Логов протестующе поднял руку. Дирксен не дал ему заговорить.
— Вы свалите на воров? Не выйдет. Они вернут украденные вещи и поклянутся на коране, что ничего больше не брали. Такой клятвы здесь достаточно, чтобы им поверили. Но если вы станете молчать, а кому-то — предположим, из советского посольства — захочется узнать, куда подевались фотокопии, воры дадут иные показания: да, случайно взяли пакет, убедились, что ценностей и денег в нем нет, и пакет выбросили.
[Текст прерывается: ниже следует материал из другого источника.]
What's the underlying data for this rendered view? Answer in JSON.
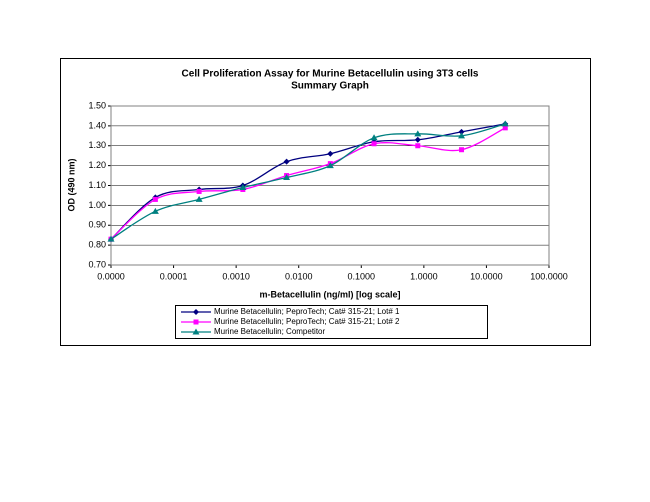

— Выходит, бандиты — ваши сообщники? — насмешливо спросил Логов.
— К вашей манере задавать вопросы не очень-то легко привыкнуть, мистер Логов. Вы правы в том смысле, что на допросе бандиты поведут себя так, как нужно мне.
Дирксен уже нервничал, но внешне держался спокойно. Есть ему расхотелось, и он вяло ковырял вилкой в сквородке. Логов, поддев палочками розовый ломтик, обмакнул его в розетку с темно-коричневым соевым соусом и положил в рот. Отхлебнул сакэ, сладковатая теплая жидкость чуть обожгла язык. Дирксен заметил сосредоточенный взгляд Логова. Он понял: Логов напряженно думает.
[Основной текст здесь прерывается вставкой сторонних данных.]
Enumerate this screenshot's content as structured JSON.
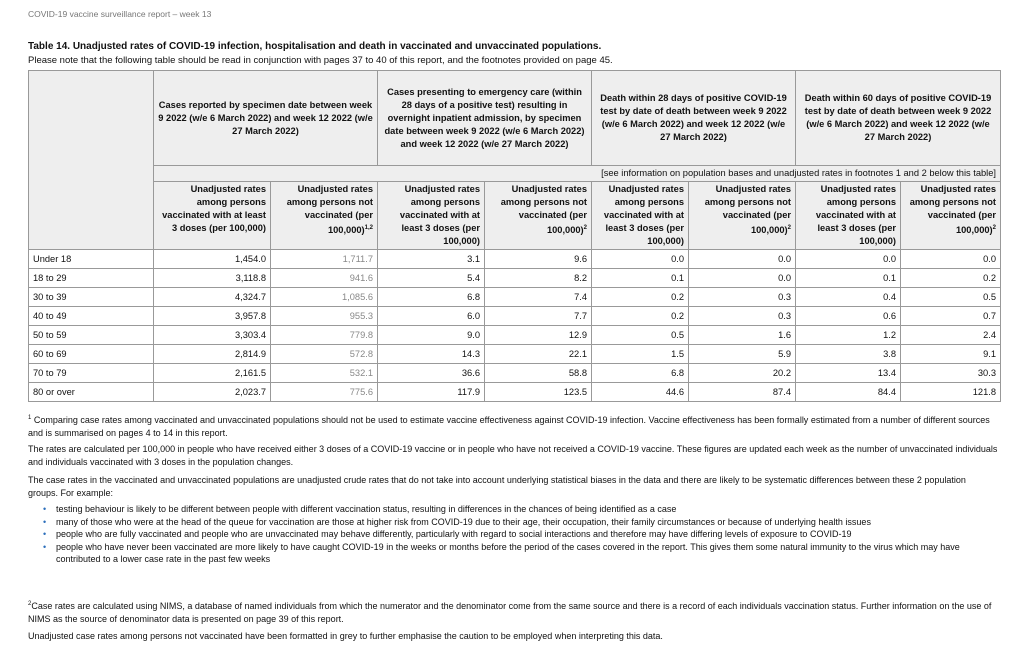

— Догадываюсь, мистер Логов, вы заняты поисками выхода. Он очевиден. — Дирксен отбросил вилку. — Предоставьте азиатам самим хозяйничать в собственном доме. Если не ошибаюсь, в пропаганде вы широко пользуетесь этим тезисом. — Молчание Логова сбивало Дирксена с толку. Убедительны ли для Логова аргументы? Действуют ли они на него? Должны действовать, ведь жена подвела Логова к решению, которое нужно Дирксену. Но почему Логов молчит? — Вы, может быть, тревожитесь, не воспользуюсь ли я когда-нибудь вашим молчанием как оружием против вас? Нет. Нам невыгодно, чтобы и годы спустя проведали о нашей причастности к перевороту. Шумиха о вмешательстве во внутренние дела суверенных государств нам будет ни к чему и тогда. Это серьезнейшая гарантия для вас, Мистер Логов, мы союзники или, точнее, пленники, скованные одной цепью. Выход, как видите, прост.